Pertama kali ia mengeluarkan fatwa terjadi pada tahun 871 H. Ketika itu, kemampuan ilmiahnya sudah banyak, sehingga banyak pertanyaan yang diarahkan kepadanya dari banyak tempat. Dari sini, ia mulai berfatwa dan menjawab permasalahan agama. Fatwa-fatwa ulama ini bisa dijumpai melalui kitabnya yang berjudul Al-Hawi.

Beliau masih memberikan fatwa sampai beliau meninggalkan gelanggang ini dan memilih hidup menyendiri di kediamannya di Raudhah.

Ada beberapa jabatan yang ia pegang pada masa hidupnya. Semuanya tidak lepas dari dunia keilmuan. Pertama kali, ia mengajar Bahasa Arab dengan rekomendasi gurunya yang bernama Taqiyyuddin Asy-Syumani. Kemudian, kesibukannya mengajar mulai bertambah di Jami’ Asy-Syaukani, Jami’ Thalani, dan secara khusus mengajar hadis di Syaikhuniyah.

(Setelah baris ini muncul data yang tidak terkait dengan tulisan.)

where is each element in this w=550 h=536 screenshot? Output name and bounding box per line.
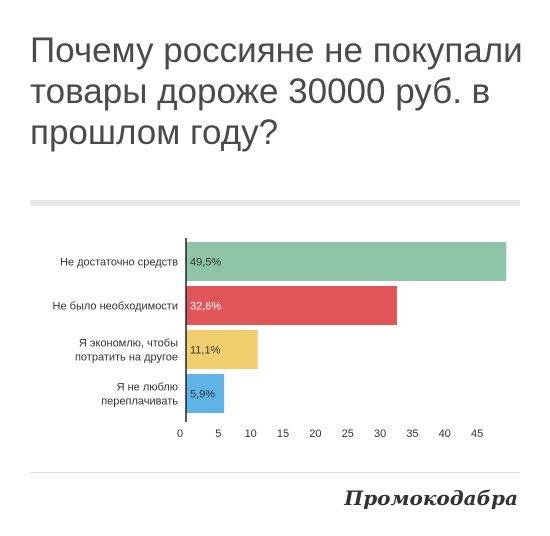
category-labels-group: Не достаточно средств Не было необходимос… bbox=[53, 257, 179, 408]
x-tick-5: 5 bbox=[215, 428, 221, 440]
x-tick-35: 35 bbox=[406, 428, 418, 440]
value-label-4: 5,9% bbox=[190, 389, 215, 401]
footer-divider bbox=[30, 472, 520, 473]
x-tick-45: 45 bbox=[471, 428, 483, 440]
bar-3 bbox=[186, 330, 258, 369]
value-label-2: 32,6% bbox=[190, 301, 221, 313]
chart-title: Почему россияне не покупали товары дорож… bbox=[30, 31, 523, 152]
x-tick-25: 25 bbox=[342, 428, 354, 440]
category-label-4: Я не люблю переплачивать bbox=[101, 382, 178, 408]
x-tick-15: 15 bbox=[277, 428, 289, 440]
x-tick-20: 20 bbox=[309, 428, 321, 440]
value-labels-group: 49,5% 32,6% 11,1% 5,9% bbox=[190, 257, 221, 401]
category-label-1: Не достаточно средств bbox=[60, 257, 178, 269]
x-tick-30: 30 bbox=[374, 428, 386, 440]
x-tick-40: 40 bbox=[439, 428, 451, 440]
bars-group bbox=[186, 242, 507, 413]
title-divider bbox=[30, 200, 520, 206]
bar-chart: Не достаточно средств Не было необходимос… bbox=[53, 238, 507, 440]
bar-2 bbox=[186, 286, 397, 325]
bar-4 bbox=[186, 374, 225, 413]
value-label-3: 11,1% bbox=[190, 345, 221, 357]
value-label-1: 49,5% bbox=[190, 257, 221, 269]
x-tick-0: 0 bbox=[177, 428, 183, 440]
x-tick-10: 10 bbox=[245, 428, 257, 440]
category-label-3: Я экономлю, чтобы потратить на другое bbox=[75, 338, 178, 364]
brand-logo: Промокодабра bbox=[344, 486, 518, 510]
x-ticks-group: 0 5 10 15 20 25 30 35 40 45 bbox=[177, 428, 483, 440]
category-label-2: Не было необходимости bbox=[53, 301, 178, 313]
bar-1 bbox=[186, 242, 507, 281]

Hubungannya dengan para Khalifah Abbasiyah terjalin dengan baik, tumbuh berdasarkan rasa kasih sayang. Sikap saling menasihati dan memberi pengertian menghiasai persahabatan mereka. Dia menjalin hubungan yang baik ini lantaran meyakini harusnya kakhilafahan berada di tangan orang-orang keturunan Suku Quraisy. Adapun hubungan dengan para penguasa Daulah Mamalik yang menguasai Mesir, ia sangat menjaga diri.

Dia sempat menjumpai lima belas penguasa Daulah Mamalik dan berhubungan juga dengan mereka, tetapi dengan penuh kewaspadaan diri dan menjaga ‘izzah (harga diri, ed.). Hingga kemudian ia tidak pernah lagi menjalin hubungan dengan mereka. Dalam hal ini, dia menulis kitab Ma Rawhu As-Salathin fi Adami Al-Maji ila As-Salathin.


Salah seorang penguasa Daulah Mamalik sering memintanya untuk datang ke istana, tetapi ia tidak pernah menyambut permintaan itu. Sampai ada yang berkomentar kepadanya, “Sesungguhnya, sebagian orang alim kerap datang kepada penguasa dan raja untuk menyelesaikan persoalan masyarakat.” As-Suyuthi menjawab, “Petunjuk salaf yang menganjurkan untuk tidak sering-sering mengunjungi mereka. Itu adalah lebih baik.”

Meski begitu, ternyata tokoh-tokoh negara tetap mengunjungi ulama ini. Demikian juga orang-orang kaya. Sering, dalam kunjungan itu, mereka menawarkan harta benda, namun As-Suyuthi menolaknya dan mengembalikannya kepada sang pemilik.

Pada usia empat puluh tahun, ia mengundurkan diri dari kegiatan mengajar, untuk menyendiri. Permohonan diri ini ia tulis dalam bukunya, At-Tanfis. Setelah itu, kesibukannya lebih banyak untuk ibadah, mengkaji ulang tulisan-tulisannya, dan menjauhi serba-serbi dunia.

Pada akhir usianya, ia ditimpa penyakit yang ganas, bengkak pada lengan kirinya. As-Suyuthi meninggal karena pengaruh penyakitnya ini. Beliau menutup usianya pada malam Jumat, 19 Jumadil Ula 911 H, di kediamannya di Raudhah, dekat dengan sungai Nil, dalam usia 61 tahun dan 10 bulan. Pemakamannya dihadiri oleh banyak orang.